With no indication that his war would end soon, a number of analysts have raised the possibility of the price of oil soaring to $150 per barrel, the highest ever.
• Racing against rising cost of fuel
To economists in the academe and the government, the bulk (71.52) of the 100 points of the consumer price index that they use to measure inflation or the rate of movement in prices goes to food (38.98), utilities (22.47), transportation (7.81), and communication (2.26).
We look around wondering who in the government can still be trusted to help us survive the tsunami of rising costs of food, fuel, and fares whipped up by Putin’s war coming after the pandemic claimed the lives of at least 57,100 Filipinos.
Despite the dreary scenario, surveys say that 45 percent of the 110-million population claim to see a better year (with a tinge of pink?) after the May 9 elections.

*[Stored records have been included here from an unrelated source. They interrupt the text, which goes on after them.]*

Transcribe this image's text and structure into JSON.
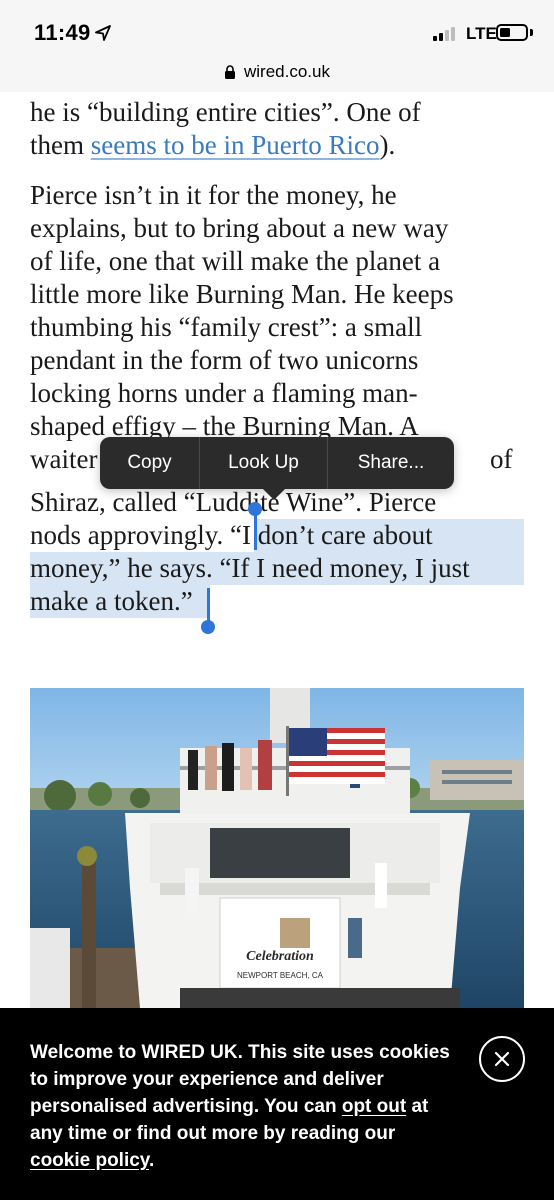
{
  "status_bar": {
    "time": "11:49",
    "network": "LTE",
    "icons": [
      "location-arrow-icon",
      "cell-signal-icon",
      "battery-icon"
    ]
  },
  "browser": {
    "url": "wired.co.uk",
    "lock_icon": "lock-icon"
  },
  "article": {
    "line1": "he is “building entire cities”. One of",
    "line2_before": "them ",
    "line2_link": "seems to be in Puerto Rico",
    "line2_after": ").",
    "p2_line1": "Pierce isn’t in it for the money, he",
    "p2_line2": "explains, but to bring about a new way",
    "p2_line3": "of life, one that will make the planet a",
    "p2_line4": "little more like Burning Man. He keeps",
    "p2_line5": "thumbing his “family crest”: a small",
    "p2_line6": "pendant in the form of two unicorns",
    "p2_line7": "locking horns under a flaming man-",
    "p2_line8": "shaped effigy – the Burning Man. A",
    "p2_line9_left": "waiter",
    "p2_line9_right": "of",
    "p2_line10": "Shiraz, called “Luddite Wine”. Pierce",
    "p2_line11_before": "nods approvingly. ",
    "p2_line11_selected": "“I don’t care about",
    "p2_line12": "money,” he says. “If I need money, I just",
    "p2_line13": "make a token.”"
  },
  "callout_menu": {
    "items": [
      "Copy",
      "Look Up",
      "Share..."
    ]
  },
  "cookie_banner": {
    "text_1": "Welcome to WIRED UK. This site uses cookies to improve your experience and deliver personalised advertising. You can ",
    "opt_out": "opt out",
    "text_2": " at any time or find out more by reading our ",
    "cookie_policy": "cookie policy",
    "text_3": ".",
    "close_icon": "close-icon"
  },
  "photo": {
    "boat_name": "Celebration",
    "boat_port": "NEWPORT BEACH, CA"
  },
  "colors": {
    "link": "#3a7ac0",
    "selection": "#d6e4f4",
    "handle": "#2f76d8",
    "callout_bg": "#2b2b2b",
    "banner_bg": "#000000"
  }
}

As we often say, the Filipino inured to life’s challenges is the eternal optimist.
With just two months left in his term, President Duterte is under pressure to declare an economic emergency and call the Congress to a special session to take speedy action to soften the impact of rising prices.

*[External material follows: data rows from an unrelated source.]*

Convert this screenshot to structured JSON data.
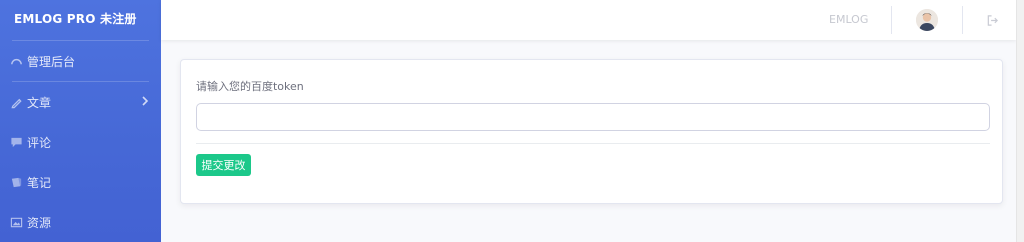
{
  "sidebar": {
    "brand": "EMLOG PRO 未注册",
    "items": [
      {
        "label": "管理后台",
        "icon": "dashboard-icon"
      },
      {
        "label": "文章",
        "icon": "pencil-icon",
        "has_submenu": true
      },
      {
        "label": "评论",
        "icon": "comment-icon"
      },
      {
        "label": "笔记",
        "icon": "note-icon"
      },
      {
        "label": "资源",
        "icon": "image-icon"
      }
    ],
    "colors": {
      "gradient_top": "#4e73df",
      "gradient_bottom": "#4362d3"
    }
  },
  "topbar": {
    "site_link": "EMLOG",
    "avatar_icon": "user-avatar",
    "logout_icon": "logout-icon"
  },
  "form": {
    "label": "请输入您的百度token",
    "input_value": "",
    "submit_label": "提交更改",
    "submit_color": "#1cc88a"
  }
}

Before the legislature closes the debate over fuel subsidy for public transportation, ayuda (financial help) for drivers/operators, and the restructuring of fares for jeepneys, buses, and trains, we would like to see the government do a quick transparency move.
The authorities must disclose a breakdown of the retail or pump price of gasoline, diesel, cooking gas, and other fuels to show the landed cost of the crude or finished import and the various costs added until it is pumped into a motor engine or fed to a diesel power plant.
This is so people would know how much of the pump-peso goes to the importer, the refiner, the government, etc. We want to see if the government or the others on the gravy train are grabbing too much and charging it to the consumer?
The answer to that will help make the public understand fuel’s retail pricing and the manner of subsidies and ayuda, especially if they are assured that the add-on costs are not eaten up by corruption.
The government may also want to review its decision to lift the work-from-home arrangement that had reduced the commuting of workers, including government personnel. Some offices have been able to operate efficiently, if not more so, with less crowding in the premises.
The well-planned reduction of office staff by having some personnel work from home had reduced costs of working space, parking, supplies, and utilities (including electricity and water). In some cases, it has even improved efficiency.
With fewer people commuting, there has been less demand for motor fuel and vehicle maintenance, reduced air pollution, and smother flow of traffic. Refinement of the work-from-home scheme must be studied.
• Duterte asked to call special session
In its meeting Monday, the ad hoc House committee studying the rise of oil prices agreed to recommend that a special session of Congress be called by President Duterte for a quick wide-ranging response to the problem.
Albay Rep. Joey Salceda, House ways and means committee chairman who co-presided over the meeting, said declaring a state of economic emergency will enable local governments to tap their calamity funds to address the impact of rising fuel prices.
“Ang pinakamabilis diyan (the quickest step) is for the President to declare a state of economic emergency to enable him to use the calamity fund or for local government units to use their calamity funds to provide relief to tricycle drivers, farmers, and fisherfolks,” he said.
The President’s calling a special session will facilitate legislation, including a bill suspending the excise tax on crude and oil products which raises the pump price and adds to the cost of goods and services down the line.
Salceda said the President should call a special session on March 15 if the world price of oil is still above $100 per barrel.
“We need to draw a line on the sand,” he said. “It is his moral obligation to the people to provide relief because that means almost 75 days of suffering already.”
Rep. Sharon Garin, House economic affairs committee chair, said the review of the oil deregulation law, a move earlier pushed by Malacañang, can also be taken up if a special session is called.